In un’epoca in cui le nuove carceri vengono edificate fuori dai centri abitati, lontano dalle zone di transito della cittadinanza, Pisa ha la fortuna di avere una struttura carceraria che è ben inserita nel tessuto urbano cittadino. Eppure le persone detenute e chi lavora in carcere sono costantemente dimenticate nel dibattito elettorale così come nei programmi dei candidati a sindaco.
Eppure, la situazione della casa circondariale pisana è a dir poco drammatica. come testimoniano i rapporti di Antigone e la senatrice Cucchi nella sua recente visita: l’inadeguatezza strutturale è in continuo peggioramento, i problemi di sovraffollamento e la carenza di azioni di inserimento lavorativo sul territorio per le persone detenute fanno del Don Bosco un luogo di negazione dei diritti fondamentali nel quale le rivolte, sempre più frequenti, lasciano solo intuire lo stato in cui sono costretti detenuti ed operatori.
Fino ad oggi, il gruppo Diritti in Comune è l’unico che in Consiglio Comunale ha ripetutamente sollevato queste problematiche, attraverso interpellanze e ordini del giorno. Nel nostro programma elettorale per il governo della città sono ben chiare le linee di intervento per affrontare in maniera strutturale i problemi del Don Bosco, almeno per quel che pertiene all’amministrazione comunale. Innanzitutto, è urgente la realizzazione di una struttura esterna per accogliere i familiari delle persone detenute in attesa dei colloqui, così come la creazione di uno sportello interno per l’accesso ai procedimenti amministrativi comunali da parte dei detenuti, in linea con le indicazioni del garante nazionale. L’amministrazione comunale deve poi farsi parte attiva nel potenziare i servizi di mediazione sociale, linguistica e culturale, nonché nell’ingresso del mondo produttivo in carcere, attraverso la realizzazione di percorsi professionalizzanti ben strutturati, in collaborazione col centro per l’impiego. Ciò serve soprattutto nella sezione femminile che, per l’esiguo numero di detenute, vive uno stato di abbandono formativo e lavorativo se possibile maggiore del resto della popolazione carceraria. In quest’ottica è necessario potenziare anche l’intervento del Comune per garantire l’accesso alle misure alternative alla detenzione attraverso percorsi di inclusione, nella duplice ottica di alleviare il sovraffollamento e offrire concrete opportunità di reinserimento. Serve un concreto impegno nella direzione di una cultura della giustizia riparativa, da realizzarsi attraverso uno sportello di giustizia di comunità costruito assieme all’ufficio esecuzione penale esterna e al terzo settore. Il lavoro di pubblica utilità, che questa amministrazione non ha mai attivato, non deve sostituirsi al lavoro salariato, ma deve essere co-progettato con le associazioni in una vera ottica di giustizia di comunità. infine, attraverso la società della salute, bisogna garantire l’accesso delle persone detenute ai servizi residenziali sanitari per i detenuti incompatibili con il regime detentivo.

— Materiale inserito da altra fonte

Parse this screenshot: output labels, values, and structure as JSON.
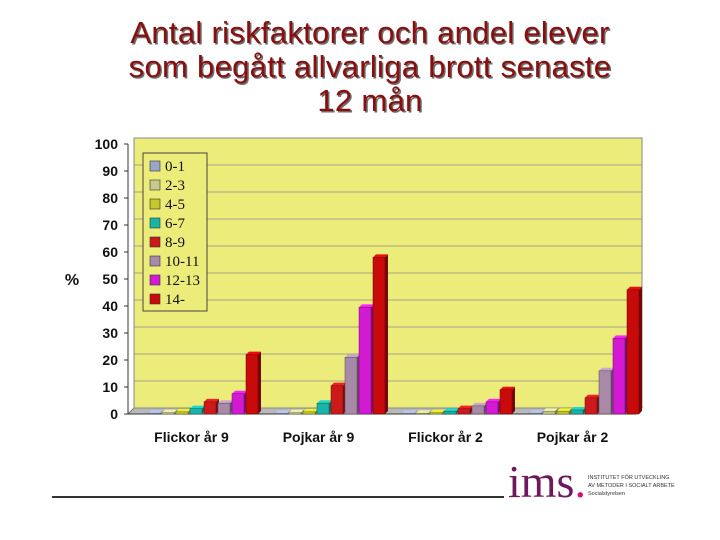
{
  "title": {
    "line1": "Antal riskfaktorer och andel elever",
    "line2": "som begått allvarliga brott senaste",
    "line3": "12 mån"
  },
  "logo": {
    "text": "ims",
    "dot": ".",
    "lines": [
      "INSTITUTET FÖR UTVECKLING",
      "AV METODER I SOCIALT ARBETE",
      "Socialstyrelsen"
    ]
  },
  "colors": {
    "plot_bg": "#ecec7a",
    "grid": "#8c8c8c",
    "series": [
      "#9aa6c8",
      "#c8c88a",
      "#c8c82a",
      "#18b4a8",
      "#cc1a1a",
      "#a88aa8",
      "#d21ad2",
      "#c80a0a"
    ]
  },
  "chart_data": {
    "type": "bar",
    "categories": [
      "Flickor år 9",
      "Pojkar år 9",
      "Flickor år 2",
      "Pojkar år 2"
    ],
    "series": [
      {
        "name": "0-1",
        "values": [
          0.3,
          0.2,
          0.2,
          0.3
        ]
      },
      {
        "name": "2-3",
        "values": [
          0.5,
          0.5,
          0.3,
          1
        ]
      },
      {
        "name": "4-5",
        "values": [
          0.8,
          0.8,
          0.5,
          1
        ]
      },
      {
        "name": "6-7",
        "values": [
          2,
          4,
          1,
          1.5
        ]
      },
      {
        "name": "8-9",
        "values": [
          4.5,
          10.5,
          2,
          6
        ]
      },
      {
        "name": "10-11",
        "values": [
          4,
          21,
          3,
          16
        ]
      },
      {
        "name": "12-13",
        "values": [
          7.5,
          39.5,
          4.5,
          28
        ]
      },
      {
        "name": "14-",
        "values": [
          22,
          58,
          9,
          46
        ]
      }
    ],
    "ylabel": "%",
    "ylim": [
      0,
      100
    ],
    "yticks": [
      "0",
      "10",
      "20",
      "30",
      "40",
      "50",
      "60",
      "70",
      "80",
      "90",
      "100"
    ],
    "grid": true,
    "legend": "top-left inside plot"
  }
}
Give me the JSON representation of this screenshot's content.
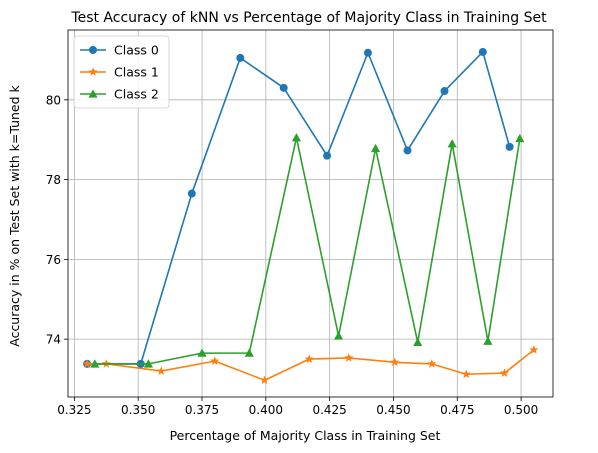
{
  "chart_data": {
    "type": "line",
    "title": "Test Accuracy of kNN vs Percentage of Majority Class in Training Set",
    "xlabel": "Percentage of Majority Class in Training Set",
    "ylabel": "Accuracy in % on Test Set with k=Tuned k",
    "xlim": [
      0.3225,
      0.5125
    ],
    "ylim": [
      72.55,
      81.75
    ],
    "xticks": [
      0.325,
      0.35,
      0.375,
      0.4,
      0.425,
      0.45,
      0.475,
      0.5
    ],
    "xtick_labels": [
      "0.325",
      "0.350",
      "0.375",
      "0.400",
      "0.425",
      "0.450",
      "0.475",
      "0.500"
    ],
    "yticks": [
      74,
      76,
      78,
      80
    ],
    "ytick_labels": [
      "74",
      "76",
      "78",
      "80"
    ],
    "grid": true,
    "legend_position": "top-left",
    "series": [
      {
        "name": "Class 0",
        "color": "#1f77b4",
        "marker": "circle",
        "x": [
          0.33,
          0.351,
          0.371,
          0.39,
          0.407,
          0.424,
          0.44,
          0.4555,
          0.47,
          0.485,
          0.4955
        ],
        "y": [
          73.38,
          73.38,
          77.65,
          81.05,
          80.3,
          78.6,
          81.18,
          78.73,
          80.22,
          81.2,
          78.82
        ]
      },
      {
        "name": "Class 1",
        "color": "#ff7f0e",
        "marker": "star",
        "x": [
          0.33,
          0.3375,
          0.359,
          0.38,
          0.3995,
          0.417,
          0.4325,
          0.4505,
          0.465,
          0.4785,
          0.4935,
          0.505
        ],
        "y": [
          73.38,
          73.38,
          73.2,
          73.45,
          72.97,
          73.5,
          73.53,
          73.42,
          73.38,
          73.12,
          73.15,
          73.73
        ]
      },
      {
        "name": "Class 2",
        "color": "#2ca02c",
        "marker": "triangle",
        "x": [
          0.333,
          0.354,
          0.375,
          0.3935,
          0.412,
          0.4285,
          0.443,
          0.4595,
          0.473,
          0.487,
          0.4995
        ],
        "y": [
          73.38,
          73.38,
          73.65,
          73.65,
          79.05,
          74.08,
          78.78,
          73.92,
          78.9,
          73.95,
          79.03
        ]
      }
    ]
  }
}
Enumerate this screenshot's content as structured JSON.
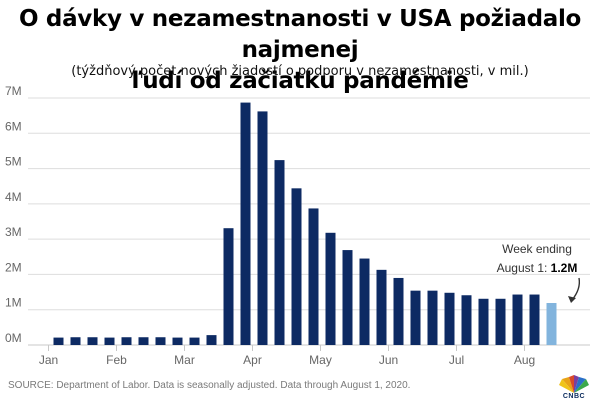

A fronte di queste urgenti necessità di intervento, l’attuale amministrazione, che della retorica sulla sicurezza ha fatto una bandiera elettorale, non ha mostrato che disinteresse, così come del resto era avvenuto con le precedenti amministrazioni; neanche le varie audizioni nella II commissione consigliare permanente del Garante Comunale dei detenuti e del personale volontario che lavora nella casa circondariale sono servite ad indurre il Comune ad interventi concreti. Eppure sono ormai innumerevoli gli studi che dimostrano che in una società in cui le difficoltà economiche e sociali delle persone sono affrontate adeguatamente il numero dei reati cala enormemente, così come cala il tasso di recidiva. Intervenire nel settore della marginalità sociale, stanziando fondi per gli interventi di sostegno ed assistenza alle persone in difficoltà è ciò che un’amministrazione locale può e deve fare per incidere realmente sulla questione della legalità e quindi sulla questione carceraria. Perché il sovraffollamento carcerario si combatte anche riducendo le cause socio economiche di commissione dei reati, attraverso azioni volte all’inclusione sociale e lavorativa. Per questo è necessaria un’inversione totale sulle politiche sociali ed economiche in questa città, a partire dal diritto all’abitazione, alla salute, al lavoro. Una città povera, gentrifcata , con servizi locali ridotti al minimo e’ una città che produce popolazione carceraria.
Solo con azioni di questo tipo si può pensare ad una città più vivibile e ad un carcere in dialogo col territorio. Le passerelle del sindaco Conti agli eventi di beneficenza, meritoriamente organizzati da chi realmente si spende per il miglioramento della situazione carceraria a Pisa, non sono certo sufficienti a nascondere il fatto che fino ad oggi per il Comune il carcere è un luogo dimenticato.